In a letter to Attorney General Eric Holder, Senator David Vitter argues that ACORN's alleged misdeeds warrant a Racketeer Influenced and Corrupt Organizations (RICO) investigation into its business practices. A probe of that magnitude — potentially the most aggressive investigation requested by any ACORN critic to date — would permit investigators exceptional leverage in rooting out any criminal wrongdoing.

"The recent reports and video footage of ACORN workers from various cities and states giving 'how-to' instructions on carrying out crimes, ranging from violating numerous immigration laws to tax fraud, warrants an immediate RICO investigation into ACORN," Vitter said in his letter.

Missouri funeral contract exec sued under RICO.
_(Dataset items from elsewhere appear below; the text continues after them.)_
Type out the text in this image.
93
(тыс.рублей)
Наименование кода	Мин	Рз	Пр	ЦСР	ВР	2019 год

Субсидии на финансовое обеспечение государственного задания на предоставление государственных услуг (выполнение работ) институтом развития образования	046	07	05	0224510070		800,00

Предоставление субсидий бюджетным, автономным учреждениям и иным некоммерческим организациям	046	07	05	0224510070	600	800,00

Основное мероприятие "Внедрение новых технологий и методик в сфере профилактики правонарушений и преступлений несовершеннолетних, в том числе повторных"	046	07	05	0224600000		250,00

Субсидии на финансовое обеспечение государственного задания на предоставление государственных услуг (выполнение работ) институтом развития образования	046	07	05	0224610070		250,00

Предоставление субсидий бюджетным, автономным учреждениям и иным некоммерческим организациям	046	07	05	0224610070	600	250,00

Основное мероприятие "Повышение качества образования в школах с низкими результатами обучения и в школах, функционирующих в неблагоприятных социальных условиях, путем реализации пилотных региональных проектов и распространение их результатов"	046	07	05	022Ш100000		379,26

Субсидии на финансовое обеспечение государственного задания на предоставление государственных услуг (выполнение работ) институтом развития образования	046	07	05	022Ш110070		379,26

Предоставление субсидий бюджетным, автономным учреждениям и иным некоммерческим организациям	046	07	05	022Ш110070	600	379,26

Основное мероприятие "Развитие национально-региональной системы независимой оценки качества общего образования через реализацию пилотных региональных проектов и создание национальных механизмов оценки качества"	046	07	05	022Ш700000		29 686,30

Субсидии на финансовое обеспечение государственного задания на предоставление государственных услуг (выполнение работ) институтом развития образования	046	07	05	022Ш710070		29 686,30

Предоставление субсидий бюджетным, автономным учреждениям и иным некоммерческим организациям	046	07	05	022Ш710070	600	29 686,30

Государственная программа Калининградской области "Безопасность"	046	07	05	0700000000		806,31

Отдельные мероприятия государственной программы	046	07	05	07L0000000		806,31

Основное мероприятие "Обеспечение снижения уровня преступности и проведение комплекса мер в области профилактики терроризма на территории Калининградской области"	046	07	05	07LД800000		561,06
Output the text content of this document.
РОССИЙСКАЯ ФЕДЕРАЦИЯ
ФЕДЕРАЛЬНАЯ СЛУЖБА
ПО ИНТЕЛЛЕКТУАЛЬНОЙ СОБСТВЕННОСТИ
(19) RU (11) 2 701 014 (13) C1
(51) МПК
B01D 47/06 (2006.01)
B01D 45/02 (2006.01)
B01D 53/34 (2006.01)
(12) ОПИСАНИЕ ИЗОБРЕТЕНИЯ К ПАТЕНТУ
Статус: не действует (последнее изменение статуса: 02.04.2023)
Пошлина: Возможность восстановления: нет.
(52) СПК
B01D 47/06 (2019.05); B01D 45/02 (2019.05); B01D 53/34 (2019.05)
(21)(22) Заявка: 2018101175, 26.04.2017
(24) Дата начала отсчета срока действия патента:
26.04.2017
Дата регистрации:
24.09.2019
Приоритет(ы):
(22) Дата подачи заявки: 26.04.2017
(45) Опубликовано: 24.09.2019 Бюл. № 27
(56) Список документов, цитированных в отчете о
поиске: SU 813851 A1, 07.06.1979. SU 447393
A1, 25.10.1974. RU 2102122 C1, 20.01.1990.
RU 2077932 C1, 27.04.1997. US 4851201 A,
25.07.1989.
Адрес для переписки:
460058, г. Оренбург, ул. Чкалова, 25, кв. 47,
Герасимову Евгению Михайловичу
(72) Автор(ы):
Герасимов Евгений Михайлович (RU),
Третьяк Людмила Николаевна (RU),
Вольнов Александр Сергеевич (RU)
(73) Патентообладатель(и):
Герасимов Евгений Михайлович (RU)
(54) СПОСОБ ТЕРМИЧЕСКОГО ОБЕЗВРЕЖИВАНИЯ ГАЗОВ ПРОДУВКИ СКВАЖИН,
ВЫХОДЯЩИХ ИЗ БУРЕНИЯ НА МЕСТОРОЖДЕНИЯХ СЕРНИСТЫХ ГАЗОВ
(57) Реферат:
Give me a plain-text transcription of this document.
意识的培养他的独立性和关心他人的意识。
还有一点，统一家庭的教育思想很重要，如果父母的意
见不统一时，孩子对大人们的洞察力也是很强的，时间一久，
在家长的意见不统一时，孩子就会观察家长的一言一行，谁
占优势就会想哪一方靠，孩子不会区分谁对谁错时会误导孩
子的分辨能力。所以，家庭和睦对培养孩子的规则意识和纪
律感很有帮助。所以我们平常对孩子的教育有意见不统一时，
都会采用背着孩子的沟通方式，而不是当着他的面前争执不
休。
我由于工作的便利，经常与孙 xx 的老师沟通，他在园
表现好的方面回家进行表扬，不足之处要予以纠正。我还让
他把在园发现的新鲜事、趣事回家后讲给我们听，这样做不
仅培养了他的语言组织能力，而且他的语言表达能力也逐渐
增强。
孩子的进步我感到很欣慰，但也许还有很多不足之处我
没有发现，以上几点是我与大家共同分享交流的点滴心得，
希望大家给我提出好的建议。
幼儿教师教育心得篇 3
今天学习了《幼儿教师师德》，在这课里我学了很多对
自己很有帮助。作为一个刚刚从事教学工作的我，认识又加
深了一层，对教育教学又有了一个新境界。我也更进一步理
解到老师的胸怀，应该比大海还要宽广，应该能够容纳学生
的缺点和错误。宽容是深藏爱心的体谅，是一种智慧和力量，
The AP (8/10) reported that Randall Sutton, president and CFO of defunct Missouri funeral contract company National Prearranged Services Inc., "is facing federal fraud charges in an alleged scheme to loot hundreds of millions of dollars from customers' prepaid funeral accounts." Sutton "is among 45 defendants named in a civil racketeering, fraud and fiduciary negligence lawsuit filed Thursday in federal court in St. Louis against officials of National Prearranged Services, its insurance affiliates and various banks, law firms, auditors and investment advisers connected to the consortium of companies.

The lawsuit "was brought by Donna Garrett, the deputy receiver appointed to administer the companies after their failure, and by groups representing the insurance guarantee funds of about three dozen states. It seeks an unspecified amount of damages, which plaintiffs attorneys said Monday could surpass $1 billion."